Comment 1 Jon Turney 2009-05-13 22:27:57 UTC
The square boxes usually mean that the glyph isn't available in the font.  I
would have thought that basic latin characters should be available even if we
aren't using a uncode font, though.  Still, you might try forcing it to use an
iso10646-1 encoding font to see if that makes a different.

I guess I should take a look at the blackbox source and see exactly what it is
doing differently when unicode is allowed.
Comment 2 Jon Turney 2009-05-14 19:15:46 UTC
Created attachment 3934 [details]
Example patch to fix scrambling unicode strings

It seems that lib/Unicode.cc:bt::byte_swap() assumes that sizeof(wchar_t) is 4,
so that a UTF-32 code unit will fit in it, and utterly destroys the strings
we've carefully converted to UTF-32 if that isn't the case.

How we laughed.

Attached patch fixes this, although I'm just noticing it could be better as the
change is not consistent with the function signature which uses an unsigned
int.

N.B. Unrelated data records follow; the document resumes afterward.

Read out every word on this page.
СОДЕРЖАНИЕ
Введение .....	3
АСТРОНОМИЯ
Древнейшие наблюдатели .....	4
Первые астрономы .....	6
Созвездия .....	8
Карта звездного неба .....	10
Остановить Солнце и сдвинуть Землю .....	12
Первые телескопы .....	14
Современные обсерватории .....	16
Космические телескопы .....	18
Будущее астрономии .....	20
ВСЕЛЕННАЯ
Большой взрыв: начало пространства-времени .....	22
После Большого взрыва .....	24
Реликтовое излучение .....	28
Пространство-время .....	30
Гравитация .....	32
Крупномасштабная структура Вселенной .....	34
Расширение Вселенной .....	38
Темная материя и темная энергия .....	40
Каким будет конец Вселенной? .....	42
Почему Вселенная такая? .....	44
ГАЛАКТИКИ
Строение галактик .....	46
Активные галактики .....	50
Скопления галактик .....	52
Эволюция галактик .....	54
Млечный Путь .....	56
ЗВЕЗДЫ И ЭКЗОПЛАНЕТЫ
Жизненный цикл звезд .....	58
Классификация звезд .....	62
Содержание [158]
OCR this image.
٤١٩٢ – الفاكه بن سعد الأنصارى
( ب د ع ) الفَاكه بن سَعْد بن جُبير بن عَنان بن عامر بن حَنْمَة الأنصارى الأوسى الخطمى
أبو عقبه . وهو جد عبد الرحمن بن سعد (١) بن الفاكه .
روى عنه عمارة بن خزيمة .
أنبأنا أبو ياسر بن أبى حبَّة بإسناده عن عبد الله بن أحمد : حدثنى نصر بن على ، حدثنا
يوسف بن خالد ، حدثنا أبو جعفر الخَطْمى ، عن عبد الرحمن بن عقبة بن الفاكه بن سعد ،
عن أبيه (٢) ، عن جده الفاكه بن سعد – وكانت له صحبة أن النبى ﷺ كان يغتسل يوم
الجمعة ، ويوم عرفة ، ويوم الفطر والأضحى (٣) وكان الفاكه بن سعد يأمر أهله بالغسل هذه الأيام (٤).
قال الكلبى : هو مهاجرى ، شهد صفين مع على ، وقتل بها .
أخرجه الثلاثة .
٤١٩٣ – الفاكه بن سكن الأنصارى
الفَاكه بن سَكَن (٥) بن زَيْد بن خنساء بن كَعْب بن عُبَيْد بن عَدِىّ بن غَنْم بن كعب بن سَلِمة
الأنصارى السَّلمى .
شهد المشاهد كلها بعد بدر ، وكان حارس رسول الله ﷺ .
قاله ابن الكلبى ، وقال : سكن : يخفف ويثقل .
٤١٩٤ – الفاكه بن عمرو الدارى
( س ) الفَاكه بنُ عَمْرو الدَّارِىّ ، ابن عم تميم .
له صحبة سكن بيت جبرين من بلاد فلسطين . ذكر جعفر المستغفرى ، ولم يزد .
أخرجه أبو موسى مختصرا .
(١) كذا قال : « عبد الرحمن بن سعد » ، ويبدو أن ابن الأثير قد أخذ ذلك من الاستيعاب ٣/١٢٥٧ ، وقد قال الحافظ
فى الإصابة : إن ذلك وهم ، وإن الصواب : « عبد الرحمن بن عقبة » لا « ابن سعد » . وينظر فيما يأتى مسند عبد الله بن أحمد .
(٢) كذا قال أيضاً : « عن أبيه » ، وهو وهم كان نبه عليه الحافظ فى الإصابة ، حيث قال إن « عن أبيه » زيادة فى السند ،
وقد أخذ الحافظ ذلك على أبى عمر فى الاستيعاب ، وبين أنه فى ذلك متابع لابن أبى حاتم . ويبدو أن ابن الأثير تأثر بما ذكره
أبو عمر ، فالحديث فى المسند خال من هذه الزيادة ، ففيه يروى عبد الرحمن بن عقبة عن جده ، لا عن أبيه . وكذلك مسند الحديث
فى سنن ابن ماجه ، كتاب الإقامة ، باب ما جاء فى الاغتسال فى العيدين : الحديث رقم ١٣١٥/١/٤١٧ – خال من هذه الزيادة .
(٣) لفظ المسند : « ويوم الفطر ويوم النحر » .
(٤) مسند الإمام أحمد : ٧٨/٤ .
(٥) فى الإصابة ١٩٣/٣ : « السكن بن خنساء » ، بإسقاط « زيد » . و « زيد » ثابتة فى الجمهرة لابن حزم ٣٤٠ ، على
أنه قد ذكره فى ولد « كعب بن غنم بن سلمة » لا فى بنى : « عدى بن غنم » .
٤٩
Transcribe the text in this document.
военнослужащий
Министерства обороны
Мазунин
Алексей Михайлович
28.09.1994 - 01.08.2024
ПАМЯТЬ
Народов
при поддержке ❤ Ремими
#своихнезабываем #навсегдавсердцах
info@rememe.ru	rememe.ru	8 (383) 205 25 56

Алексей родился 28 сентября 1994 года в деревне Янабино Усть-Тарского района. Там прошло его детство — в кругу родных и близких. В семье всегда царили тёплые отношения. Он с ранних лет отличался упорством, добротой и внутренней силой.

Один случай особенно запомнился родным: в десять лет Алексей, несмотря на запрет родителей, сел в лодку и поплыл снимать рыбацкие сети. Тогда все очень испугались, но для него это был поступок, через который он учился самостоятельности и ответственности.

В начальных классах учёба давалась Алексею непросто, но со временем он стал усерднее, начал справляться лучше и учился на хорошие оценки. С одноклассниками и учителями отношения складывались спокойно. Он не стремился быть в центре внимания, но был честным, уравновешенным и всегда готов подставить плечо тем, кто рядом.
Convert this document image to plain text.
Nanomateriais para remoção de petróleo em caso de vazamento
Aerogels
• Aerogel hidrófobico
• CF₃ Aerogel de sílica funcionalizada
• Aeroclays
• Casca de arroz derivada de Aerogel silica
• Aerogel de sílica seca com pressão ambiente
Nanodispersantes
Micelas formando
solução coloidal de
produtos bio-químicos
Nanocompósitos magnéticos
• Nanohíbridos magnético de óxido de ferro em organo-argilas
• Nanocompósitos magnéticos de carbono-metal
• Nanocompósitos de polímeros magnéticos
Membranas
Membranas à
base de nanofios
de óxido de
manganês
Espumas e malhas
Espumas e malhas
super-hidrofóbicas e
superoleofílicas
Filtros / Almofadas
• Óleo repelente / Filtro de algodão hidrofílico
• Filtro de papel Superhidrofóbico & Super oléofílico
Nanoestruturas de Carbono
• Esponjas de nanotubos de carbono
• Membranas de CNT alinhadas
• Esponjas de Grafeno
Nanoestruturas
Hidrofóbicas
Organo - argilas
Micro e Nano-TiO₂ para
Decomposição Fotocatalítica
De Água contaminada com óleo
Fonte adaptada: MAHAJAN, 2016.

Both should probably use the 'Uchar' type as that's what the strings we
are processing should consist of.

It's left as an exercise for the reader to determine if assuming an unsigned
int has exactly 32 bits is portable. :-)
Comment 3 Yaakov Selkowitz 2009-06-28 19:09:39 UTC
Created attachment 4026 [details]
QIconvCodec (4.4.3)

Could you help me with this one?  This is qiconvcodec.cpp from qt-4.4.3, which
worked correctly...
Comment 4 Yaakov Selkowitz 2009-06-28 19:11:13 UTC
Created attachment 4027 [details]
QIconvCodec (4.5.2)

... and this is the same file from 4.5.2, which does not work.	You will see
that this file has changed quite a bit, but I don't see anything obvious.  Any
ideas?
Comment 5 Yaakov Selkowitz 2009-06-29 01:19:38 UTC
Hmm, look at this:

http://qt.gitorious.org/qt/qt/blobs/master/src/corelib/codecs/qtextcodec.cpp#line521

If I do the following at line 527:

-#ifndef QT_NO_ICONV
+#if !defined(QT_NO_ICONV) && !defined(Q_OS_CYGWIN)

Then it *seems* to work, IOW I get text instead of squares, and if I run
'LANG=ja_JP qtdemo', while everything remains in English, the typeface changes
to that seen in Japanese/English emails.
Comment 6 Jon Turney 2009-07-02 14:10:08 UTC
That seems pretty strong evidence that QIconvCodec isn't working correctly in
4.5.2, but I can't immediately see anything wrong with it, really needs to
stepping through with a debugger...
Comment 7 Yaakov Selkowitz 2009-10-12 17:58:52 UTC
Bottom line, looks like this isn't a Cygwin/X issue, so closing.